Akan tetapi, faktanya telah menjadi suatu ironi tatkala peristiwa tertangkap tangan melibatkan para oknum penyelenggara pemerintahan daerah, seakan tidak disadari sekaligus tidak adanya itikad untuk memahami bahwa kedudukan yang dimiliki bukannya suatu keadaan yang didapat secara turun temurun, melainkan bentuk kepercayaan rakyat. Oleh karena itu bercermin dari berbagai peristiwa tertangkap tangannya oknum penyelenggara pemerintahan daerah, bukannya tidak mungkin menjadi stimulan atas sikap apatis rakyat di daerah otonom, dan secara tidak langsung akan mempengaruhi tingkat partisipasi rakyat dalam menentukan calon pemimpin dimasa mendatang.

Realitas Pilkada
Tidak sedikit kajian tentang pemerintahan daerah, misalnya yang berfokus pada pelaksanaan amanat pilkada yang dilaksanakan secara demokratis, mengungkapkan bahwa terdapat plus minus dari implementasi pilkada dimaksud, yang salah satunya bahwa praktik pilkada tersebut membutuhkan biaya yang tidak sedikit, atau dengan kata lain setiap calon kepala daerah dituntut mampu mempersiapkan modal yang relatif besar. Walaupun tentu benar ada beberapa calon kepala daerah yang melenggang menjadi pemimpin di daerah, tanpa mengeluarkan modal besar, namun faktanya tetap memerlukan biaya.
Modal tersebut antara lain diperuntukkan sebagai biaya mahar agar dapat diusung oleh partai politik atau gabungan partai politik, biaya untuk operasional dan konsolidasi mesin partai, biaya untuk tim pemenangan atau relawan maupun tim sukses, biaya untuk kampanye sekaligus pencitraan, serta biaya untuk membayar atau pengawalan yang dilakukan saksi dalam proses pemungutan suara baik pra maupun pasca pemilihan.
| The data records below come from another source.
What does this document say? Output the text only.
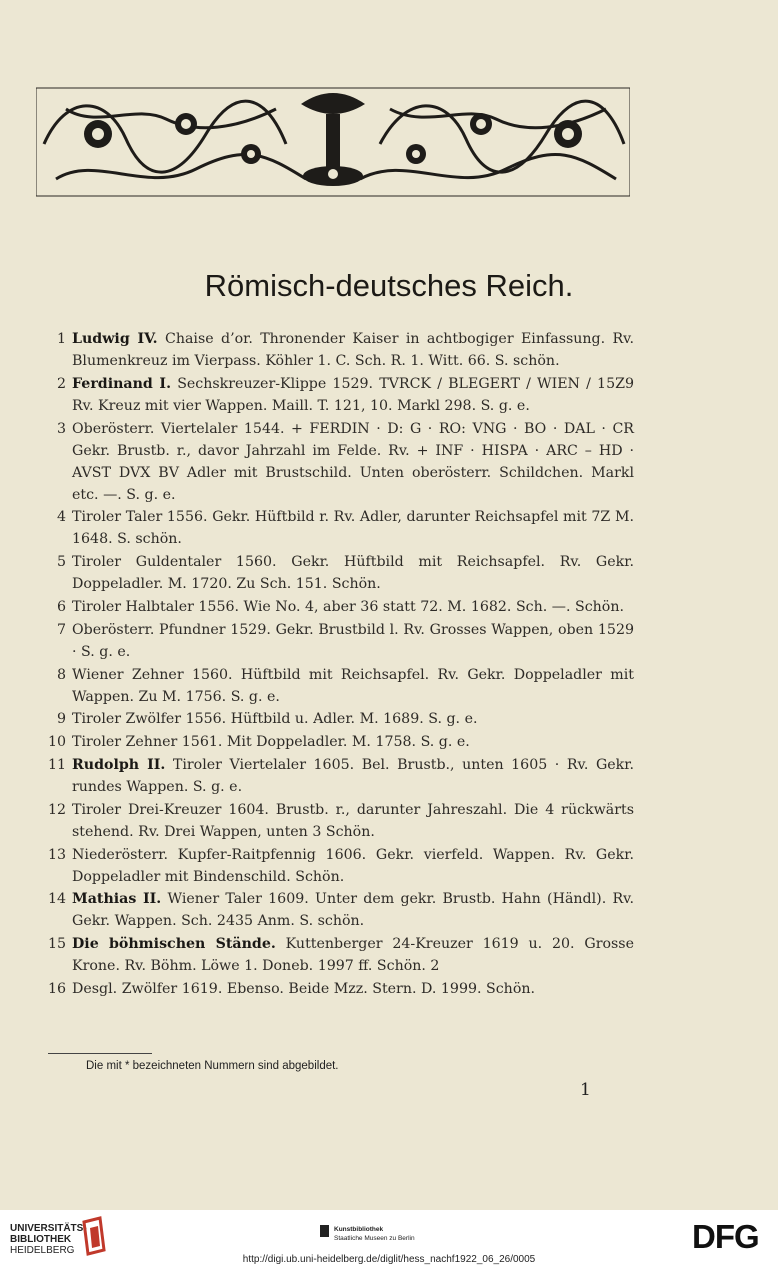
Römisch-deutsches Reich.
1 Ludwig IV. Chaise d’or. Thronender Kaiser in achtbogiger Einfassung. Rv. Blumenkreuz im Vierpass. Köhler 1. C. Sch. R. 1. Witt. 66. S. schön.
2 Ferdinand I. Sechskreuzer-Klippe 1529. TVRCK / BLEGERT / WIEN / 15Z9 Rv. Kreuz mit vier Wappen. Maill. T. 121, 10. Markl 298. S. g. e.
3 Oberösterr. Viertelaler 1544. + FERDIN · D: G · RO: VNG · BO · DAL · CR Gekr. Brustb. r., davor Jahrzahl im Felde. Rv. + INF · HISPA · ARC – HD · AVST DVX BV Adler mit Brustschild. Unten oberösterr. Schildchen. Markl etc. —. S. g. e.
4 Tiroler Taler 1556. Gekr. Hüftbild r. Rv. Adler, darunter Reichsapfel mit 7Z M. 1648. S. schön.
5 Tiroler Guldentaler 1560. Gekr. Hüftbild mit Reichsapfel. Rv. Gekr. Doppeladler. M. 1720. Zu Sch. 151. Schön.
6 Tiroler Halbtaler 1556. Wie No. 4, aber 36 statt 72. M. 1682. Sch. —. Schön.
7 Oberösterr. Pfundner 1529. Gekr. Brustbild l. Rv. Grosses Wappen, oben 1529 · S. g. e.
8 Wiener Zehner 1560. Hüftbild mit Reichsapfel. Rv. Gekr. Doppeladler mit Wappen. Zu M. 1756. S. g. e.
9 Tiroler Zwölfer 1556. Hüftbild u. Adler. M. 1689. S. g. e.
10 Tiroler Zehner 1561. Mit Doppeladler. M. 1758. S. g. e.
11 Rudolph II. Tiroler Viertelaler 1605. Bel. Brustb., unten 1605 · Rv. Gekr. rundes Wappen. S. g. e.
12 Tiroler Drei-Kreuzer 1604. Brustb. r., darunter Jahreszahl. Die 4 rückwärts stehend. Rv. Drei Wappen, unten 3 Schön.
13 Niederösterr. Kupfer-Raitpfennig 1606. Gekr. vierfeld. Wappen. Rv. Gekr. Doppeladler mit Bindenschild. Schön.
14 Mathias II. Wiener Taler 1609. Unter dem gekr. Brustb. Hahn (Händl). Rv. Gekr. Wappen. Sch. 2435 Anm. S. schön.
15 Die böhmischen Stände. Kuttenberger 24-Kreuzer 1619 u. 20. Grosse Krone. Rv. Böhm. Löwe 1. Doneb. 1997 ff. Schön. 2
16 Desgl. Zwölfer 1619. Ebenso. Beide Mzz. Stern. D. 1999. Schön.
Die mit * bezeichneten Nummern sind abgebildet.
1
UNIVERSITÄTS-
BIBLIOTHEK
HEIDELBERG
Kunstbibliothek
Staatliche Museen zu Berlin	DFG
http://digi.ub.uni-heidelberg.de/diglit/hess_nachf1922_06_26/0005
 Merujuk atas berbagai realita pilkada, maka dapat dipahami bahwa bagi kepala daerah yang terpilih dalam tempo sesingkat-singkatnya akan berusaha untuk mengembalikan modal pilkada, baik ke kantong pribadi maupun kepada sponsor yang telah memberikan sumbangsih pada saat kontestasi pilkada. Siklus ini yang menggiurkan oknum kepala daerah untuk bermain mata, serta memanipulasi program atau kegiatan dalam tahun anggaran yang dikelolanya.
Menariknya adalah dugaan praktik manipulasi program atau kegiatan ini tidak hanya dilakukan oleh oknum kepala daerah terpilih, melainkan juga menjadi secercah harapan bagi petahana yang nyata-nyata tidak terpilih pada periode berikutnya, sehingga menggiurkan untuk mengemas sisa anggaran yang dikelolanya demi kepentingan pribadi.
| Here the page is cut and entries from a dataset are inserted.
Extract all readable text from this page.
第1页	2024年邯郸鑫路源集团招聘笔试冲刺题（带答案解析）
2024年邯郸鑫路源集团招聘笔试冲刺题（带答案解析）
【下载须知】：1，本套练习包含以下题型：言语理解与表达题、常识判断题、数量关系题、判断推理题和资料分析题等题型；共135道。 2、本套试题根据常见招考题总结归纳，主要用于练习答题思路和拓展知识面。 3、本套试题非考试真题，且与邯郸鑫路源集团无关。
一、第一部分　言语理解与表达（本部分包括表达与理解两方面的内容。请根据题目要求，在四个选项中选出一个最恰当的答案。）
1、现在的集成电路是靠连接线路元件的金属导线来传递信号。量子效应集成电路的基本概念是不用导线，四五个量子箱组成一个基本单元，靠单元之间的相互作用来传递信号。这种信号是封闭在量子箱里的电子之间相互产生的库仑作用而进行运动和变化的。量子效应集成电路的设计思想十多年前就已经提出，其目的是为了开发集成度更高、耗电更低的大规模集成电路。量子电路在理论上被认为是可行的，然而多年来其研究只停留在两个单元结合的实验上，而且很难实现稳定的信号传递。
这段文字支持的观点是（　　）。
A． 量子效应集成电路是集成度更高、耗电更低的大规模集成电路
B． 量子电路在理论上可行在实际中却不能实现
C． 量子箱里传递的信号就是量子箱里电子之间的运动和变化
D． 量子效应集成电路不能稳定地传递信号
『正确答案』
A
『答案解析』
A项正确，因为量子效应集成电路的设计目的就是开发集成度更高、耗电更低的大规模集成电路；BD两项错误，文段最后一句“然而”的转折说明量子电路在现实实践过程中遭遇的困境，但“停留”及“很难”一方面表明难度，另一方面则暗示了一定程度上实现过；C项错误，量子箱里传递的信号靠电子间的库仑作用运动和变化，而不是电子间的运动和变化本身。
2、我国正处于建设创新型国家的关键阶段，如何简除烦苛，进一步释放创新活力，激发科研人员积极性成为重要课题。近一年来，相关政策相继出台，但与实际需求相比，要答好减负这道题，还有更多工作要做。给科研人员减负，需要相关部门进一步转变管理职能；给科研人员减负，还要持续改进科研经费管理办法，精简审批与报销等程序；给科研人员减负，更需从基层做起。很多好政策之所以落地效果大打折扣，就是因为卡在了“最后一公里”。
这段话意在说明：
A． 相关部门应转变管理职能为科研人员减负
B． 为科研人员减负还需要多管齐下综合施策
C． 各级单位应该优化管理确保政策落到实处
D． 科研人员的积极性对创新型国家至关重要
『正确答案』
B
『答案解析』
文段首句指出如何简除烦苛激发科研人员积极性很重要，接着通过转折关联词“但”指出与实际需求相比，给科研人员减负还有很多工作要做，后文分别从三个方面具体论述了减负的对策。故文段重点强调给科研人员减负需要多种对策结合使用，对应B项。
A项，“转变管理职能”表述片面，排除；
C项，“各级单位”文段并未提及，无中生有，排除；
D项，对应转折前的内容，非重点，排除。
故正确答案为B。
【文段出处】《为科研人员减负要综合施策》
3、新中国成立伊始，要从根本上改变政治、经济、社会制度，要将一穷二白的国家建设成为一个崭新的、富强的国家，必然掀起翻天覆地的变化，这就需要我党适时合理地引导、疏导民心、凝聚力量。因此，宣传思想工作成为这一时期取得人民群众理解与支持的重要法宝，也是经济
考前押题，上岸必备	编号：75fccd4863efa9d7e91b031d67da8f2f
Faktanya bahwa imbas dari praktik pilkada serentak yang lalu, turut berimplikasi di beberapa daerah otonom atas gagalnya petahana mempertahankan kekuasaannya. Gagalnya petahana merupakan dalam konteks tidak terpilih kembali sebagai kepala daerah dua periode, atau sebagai pasangan calon yang tidak mampu meraup suara terbanyak dengan persentase tertinggi dari sejumlah suara yang dikategorikan keabsahannya. Tentu realita ini merupakan antitesis atas adagium, jika calon petahana adalah calon yang mendapat karpet merah serta diproyeksikan akan melenggang kembali menduduki singgasana kepala daerah, karena patut diduga dengan mudah menggerakan satuan kerja perangkat daerah secara terstruktur, sistematis dan masif.
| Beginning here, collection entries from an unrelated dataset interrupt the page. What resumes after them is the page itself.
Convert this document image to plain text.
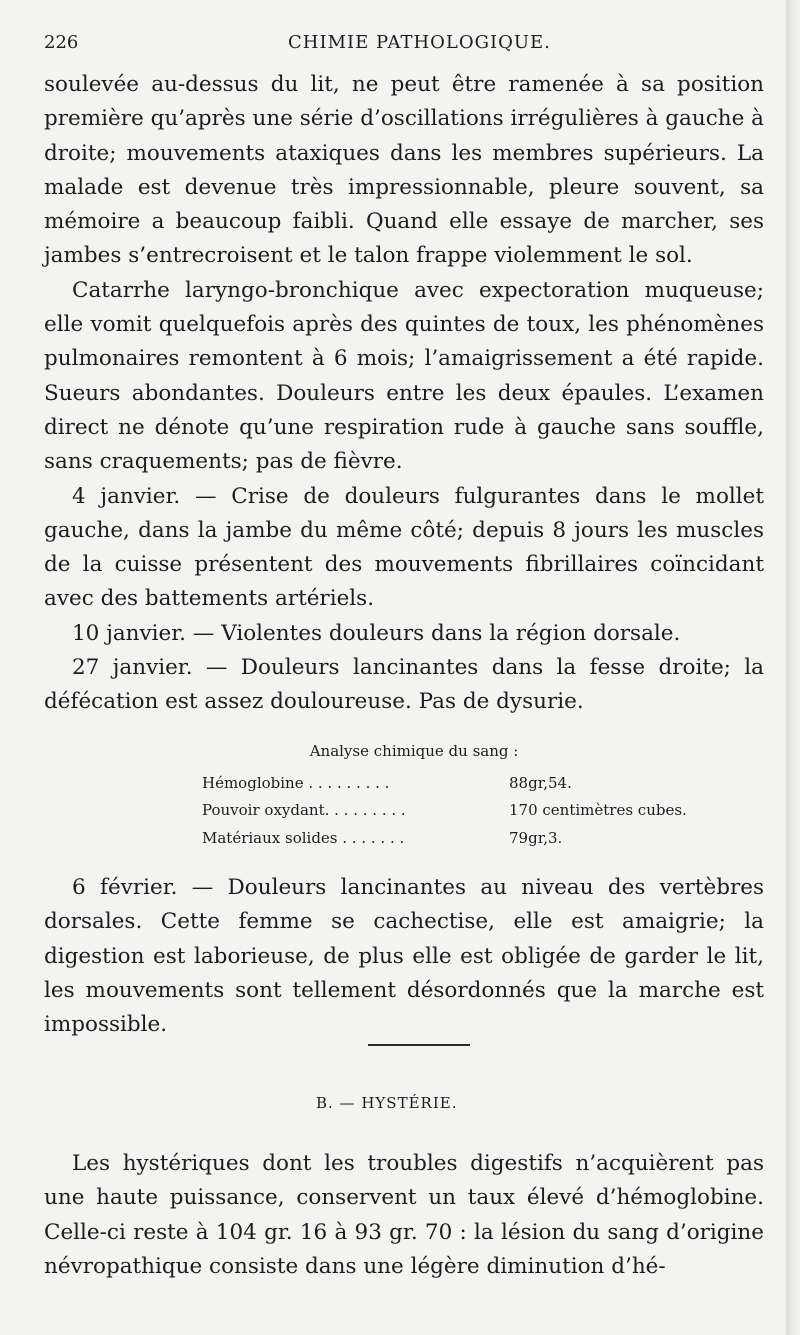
226	CHIMIE PATHOLOGIQUE.

soulevée au-dessus du lit, ne peut être ramenée à sa position première qu’après une série d’oscillations irrégulières à gauche à droite; mouvements ataxiques dans les membres supérieurs. La malade est devenue très impressionnable, pleure souvent, sa mémoire a beaucoup faibli. Quand elle essaye de marcher, ses jambes s’entrecroisent et le talon frappe violemment le sol.

Catarrhe laryngo-bronchique avec expectoration muqueuse; elle vomit quelquefois après des quintes de toux, les phénomènes pulmonaires remontent à 6 mois; l’amaigrissement a été rapide. Sueurs abondantes. Douleurs entre les deux épaules. L’examen direct ne dénote qu’une respiration rude à gauche sans souffle, sans craquements; pas de fièvre.

4 janvier. — Crise de douleurs fulgurantes dans le mollet gauche, dans la jambe du même côté; depuis 8 jours les muscles de la cuisse présentent des mouvements fibrillaires coïncidant avec des battements artériels.

10 janvier. — Violentes douleurs dans la région dorsale.

27 janvier. — Douleurs lancinantes dans la fesse droite; la défécation est assez douloureuse. Pas de dysurie.

Analyse chimique du sang :
Hémoglobine . . . . . . . . .	88gr,54.
Pouvoir oxydant. . . . . . . . .	170 centimètres cubes.
Matériaux solides . . . . . . .	79gr,3.

6 février. — Douleurs lancinantes au niveau des vertèbres dorsales. Cette femme se cachectise, elle est amaigrie; la digestion est laborieuse, de plus elle est obligée de garder le lit, les mouvements sont tellement désordonnés que la marche est impossible.

B. — HYSTÉRIE.

Les hystériques dont les troubles digestifs n’acquièrent pas une haute puissance, conservent un taux élevé d’hémoglobine. Celle-ci reste à 104 gr. 16 à 93 gr. 70 : la lésion du sang d’origine névropathique consiste dans une légère diminution d’hé-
Oleh karena itu, terlepas dari polemik yang melingkupi eksistensi lembaga KPK pada hari-hari belakangan ini, maka pada satu sisi patut diacungi jempol karena telah menyadarkan publik. Bahwa praktik tindak pidana korupsi sejatinya tidak hanya santapan dikalangan penyelenggaran yang berada pada pusaran kekuasaan nasional, akan tetapi nyatanya turut digemari oleh oknum pemerintahan daerah. Dengan demikian semoga preseden dugaan tertangkap tangannya oknum pemerintahan daerah dalam melakukan perbuatan tindak pidana, dapat mendorong infra-supra struktur politik untuk memformulasikan suatu restorasi atas sistem pemerintahan daerah. Semoga!
*Tulisan ini juga dimuat pada Harian Waspada, Rabu 20 September 2017




[1]  Penulis adalah Dosen Khusus UMSU, dan PNS Pemkab Aceh Tamiang.